D. Raise the head of the bed. Raising the head of the bed allows gravity to assist in the swallowing of saliva, thus decreasing the risk for aspiration. Oxygen will not assist in the management of dysphagia or the prevention of aspiration. Performing tracheal suctioning may become necessary if the upright position does not allow the client to manage secretions. Alerting the health care provider to the problem is necessary, but only after client safety is ensured.

What lab results does the nurse expect when clients develop respiratory alkalosis?

In respiratory alkalosis the pH level is elevated because of loss of hydrogen ions; the Pco2 level is low because carbon dioxide is lost through hyperventilation. An elevated pH, elevated Pco2 partially is compensated metabolic alkalosis. A decreased pH, elevated Pco2 is respiratory acidosis. A decreased pH, decreased Pco2 is metabolic acidosis with some compensation.

A client on a ventilator is exhibiting signs of poor oxygenation. The nurse is assessing the client for which signs?

Response Feedback: Signs of poor oxygenation in the client on a ventilator may include, but are not limited to, cyanosis, PaO2 less than 90, increased restlessness or agitation, skin pale, cool and clammy, and thick tenacious secretions present when suctioned.

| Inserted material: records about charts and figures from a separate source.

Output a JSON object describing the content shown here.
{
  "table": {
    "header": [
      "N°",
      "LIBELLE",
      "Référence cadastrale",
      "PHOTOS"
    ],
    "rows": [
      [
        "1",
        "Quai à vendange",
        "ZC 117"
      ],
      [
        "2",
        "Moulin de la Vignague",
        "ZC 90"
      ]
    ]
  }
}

A nurse cares for a client with chronic obstructive pulmonary disease (COPD). Which instruction does the nurse use when teaching the client about breathing techniques for COPD?

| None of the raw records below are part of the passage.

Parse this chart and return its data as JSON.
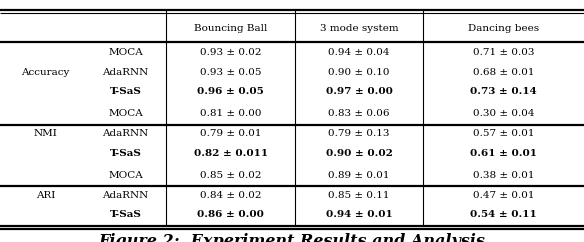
{
  "col_headers": [
    "Bouncing Ball",
    "3 mode system",
    "Dancing bees"
  ],
  "row_groups": [
    {
      "metric": "Accuracy",
      "rows": [
        {
          "method": "MOCA",
          "bb": "0.93 ± 0.02",
          "ms": "0.94 ± 0.04",
          "db": "0.71 ± 0.03",
          "bold": false
        },
        {
          "method": "AdaRNN",
          "bb": "0.93 ± 0.05",
          "ms": "0.90 ± 0.10",
          "db": "0.68 ± 0.01",
          "bold": false
        },
        {
          "method": "T-SaS",
          "bb": "0.96 ± 0.05",
          "ms": "0.97 ± 0.00",
          "db": "0.73 ± 0.14",
          "bold": true
        }
      ]
    },
    {
      "metric": "NMI",
      "rows": [
        {
          "method": "MOCA",
          "bb": "0.81 ± 0.00",
          "ms": "0.83 ± 0.06",
          "db": "0.30 ± 0.04",
          "bold": false
        },
        {
          "method": "AdaRNN",
          "bb": "0.79 ± 0.01",
          "ms": "0.79 ± 0.13",
          "db": "0.57 ± 0.01",
          "bold": false
        },
        {
          "method": "T-SaS",
          "bb": "0.82 ± 0.011",
          "ms": "0.90 ± 0.02",
          "db": "0.61 ± 0.01",
          "bold": true
        }
      ]
    },
    {
      "metric": "ARI",
      "rows": [
        {
          "method": "MOCA",
          "bb": "0.85 ± 0.02",
          "ms": "0.89 ± 0.01",
          "db": "0.38 ± 0.01",
          "bold": false
        },
        {
          "method": "AdaRNN",
          "bb": "0.84 ± 0.02",
          "ms": "0.85 ± 0.11",
          "db": "0.47 ± 0.01",
          "bold": false
        },
        {
          "method": "T-SaS",
          "bb": "0.86 ± 0.00",
          "ms": "0.94 ± 0.01",
          "db": "0.54 ± 0.11",
          "bold": true
        }
      ]
    }
  ],
  "bg_color": "#ffffff",
  "font_size": 7.5,
  "caption_font_size": 11.5
}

The diaphragm tends to be flat in COPD due to hyperinflation of the lungs from air trapping. Diaphragmatic breathing exercises assist in strengthening breathing ability and improves the contraction of the diaphragm. The nurse should teach the client to exhale slowly through the mouth using pursed lips in order to better splint open the airway and facilitate better ventilation. Rapid, deep breathing is not beneficial for clients with COPD and hyperventilation may be detrimental.